Poi un giorno incontra la nuova vicina, una giovane di nome Clarisse McClellan. Poche parole, qualche domanda impertinente, sono sufficienti a seminare il dubbio nella mente di Montag. Nella famiglia della ragazza non si guardano i programmi televisivi, si passa la serata a conversare. E di che cosa poi?! Lei non sembra minimamente attratta dai divertimenti della gioventù, come sfrecciare a massima velocità lungo le strade, dove i cartelloni pubblicitari sono lunghi fino a sessanta metri, unico modo per essere davvero visti, o perdersi nei Parchi Evasione, un concentrato di meraviglie per distrarre la mente da riflessioni insidiose. Eppure Clarisse sembra felice, sorride guardando il sole o ammirando i fiori spuntare dai giardini, si interroga sul passato perduto, quando le persone leggevano i libri e si scambiavano opinioni su quanto avevano scoperto in quelle pagine stampate. Qualcosa nella coscienza di Guy Montag comincia a scricchiolare. Le brevi chiacchierate con Clarisse quando rientra a casa dopo il lavoro sono per lui fonte di gioia, per contro all’indifferenza della moglie Mildred, sempre più assorta nell’inutilità della tele-soggiorno. Finché un giorno Clarisse sparisce, con tutta la sua famiglia, la loro casa vuota e silenziosa.
Mentre si interroga su dove sia finita la sua giovane amica, temendo per l’inevitabile, Guy Montag viene chiamato a bruciare una casa piena di libri e il suo capitano Beatty vuole che sia proprio lui ad appiccare il fuoco. Quando giungono sul luogo, vi trovano un’anziana signora che, fedele ai suoi compagni di viaggio, decide di lasciarsi morire nel rogo dei suoi preziosi libri. Da quel terribile incendio, che colpisce duramente l’anima tormentata di Montag, lui riesce a salvare un unico libro, nascondendolo sotto la divisa: una rara copia della Bibbia, forse proprio l’ultima rimasta nel mondo. Un atto impulsivo, dettato più dalla curiosità che dal vero intento di salvare dall’oblio parole sconosciute. Questa parte del romanzo, con il capitano Beatty che accarezza i libri, comprendendo i sentimenti contrastanti di Montag, mostrandogli l’incanto di tutte quelle storie, ma anche la loro nocività sull’essere umano, poco prima di accendere il lanciafiamme, è forse la più terribile, specie per le grida della donna mentre brucia assieme alla sua inestimabile libreria.
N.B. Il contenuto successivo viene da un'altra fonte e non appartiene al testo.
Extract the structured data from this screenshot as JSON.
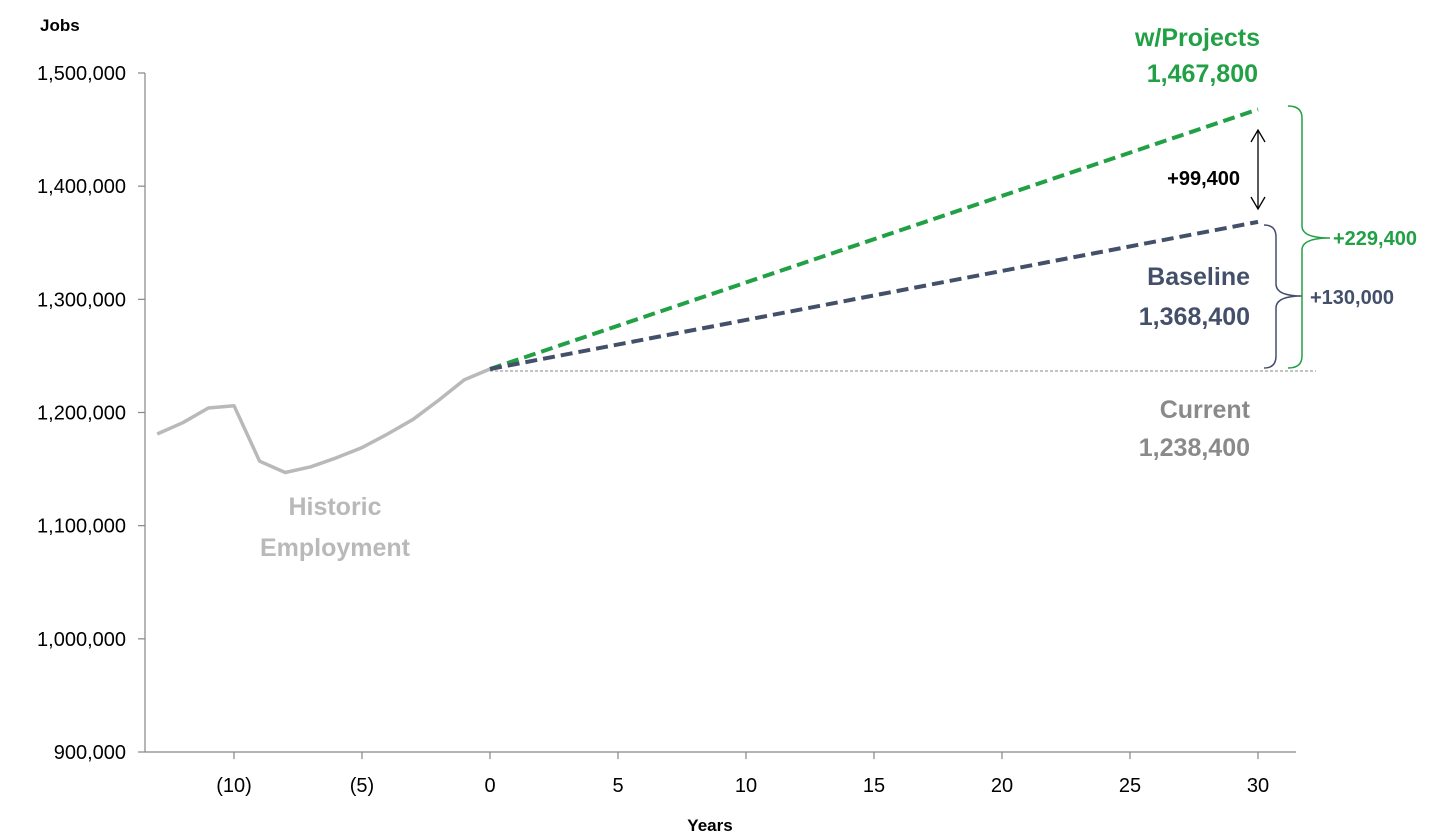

Proprio qui però che comincia la rivoluzione personale di Guy Montag.
Non avrei capito alcuni passaggi del romanzo se Neil Gainman nell’introduzione non avesse spiegato in poche righe il sentimento che pervadeva nella sua epoca, quanto l’avvento della televisione stesse monopolizzando le relazioni umane. Per certi versi, una trasformazione culturale paragonabile direi all’arrivo della rete Internet, dei social media e degli smartphone, per cui siamo tutti incollati su questi piccoli schermi quasi quanto la moglie Mildred rimane prigioniera della sua televisione a tre pareti. Forse per questo Fahrenheit 451 resta una lettura attualissima dopo tutto questo tempo dalla sua pubblicazione. Sono certa non smetterà di illuminare anche le nuove generazioni, così come sono certa che i libri saranno sempre salvati da qualcuno.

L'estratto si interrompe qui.